After a student seeks out all available financial aid options — such as filling out the 2020-21 FAFSA and applying for federal loans — they can turn to The Loyola Commitment via a Special Circumstance Appeal form.
Friar said there technically isn’t a set dollar amount or set number of students who can receive aid. For example, he said The Loyola Promise, the previous iteration of the program, helped almost 300 students over the course of four or five years. Since The Loyola Commitment was announced in mid-May, 26 families have applied so far through the Special Circumstances Appeal, he said.
This is because The Loyola Commitment is funded through Loyola’s “internal resources” such as endowments, or gift funds that are available and alumni and donor contributions — unlike the Higher Education Emergency Relief Fund, which is a $5 million grant from the federal government to help offset students’ expenses as a result of the coronavirus pandemic and subsequent campus closures.
The Special Circumstance Appeal form and supporting documentation must be submitted at least four weeks prior to the end of the term, but Friar said this program itself doesn’t have a deadline — similarly to The Loyola Promise, which began in 2008 and was phased out in 2014. He said it went on for several years because of the impact the financial crisis had on families, so it’s “important for us to not put a deadline on [The Loyola Commitment] because the impacts could be long term.” While a student or parent may have employment now, he said, in three or four months from now that could drastically change.
“This is such a unique hardship … it’s so hard to know what some of the downstream effects are going to be,” Friar said. “This is just the beginning of financial impacts on families.”
The Loyola Commitment will be evaluated on a term-by-term basis. This means a family who receives help in the fall will be re-evaluated for the spring semester, in hopes the student or parent is re-employed or in an improved situation.

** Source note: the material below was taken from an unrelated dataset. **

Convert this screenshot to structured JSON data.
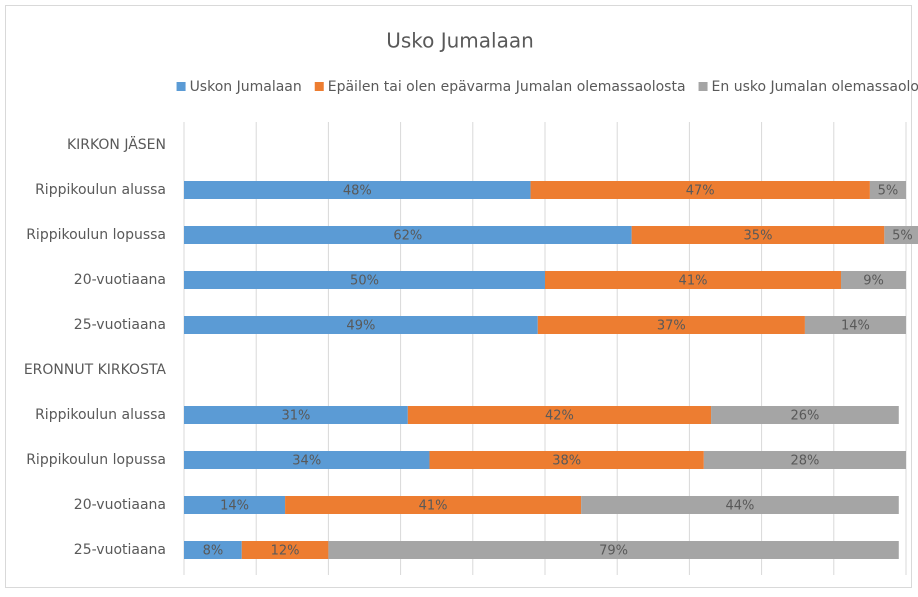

According to a May 15 school-wide announcement by the provost and chief academic officer, Norberto Grzywacz, “The Loyola Commitment will help resource additional aid for direct educational costs for graduate and undergraduate students whose personal and/or family contribution to their educations has been severely compromised. This Commitment is funded by the University and fortified by the generosity of Loyola alumni and donors.”
A previous version of this article referred to Tobyn Friar as associate director of financial aid at Loyola, Friar is the Financial Aid office director.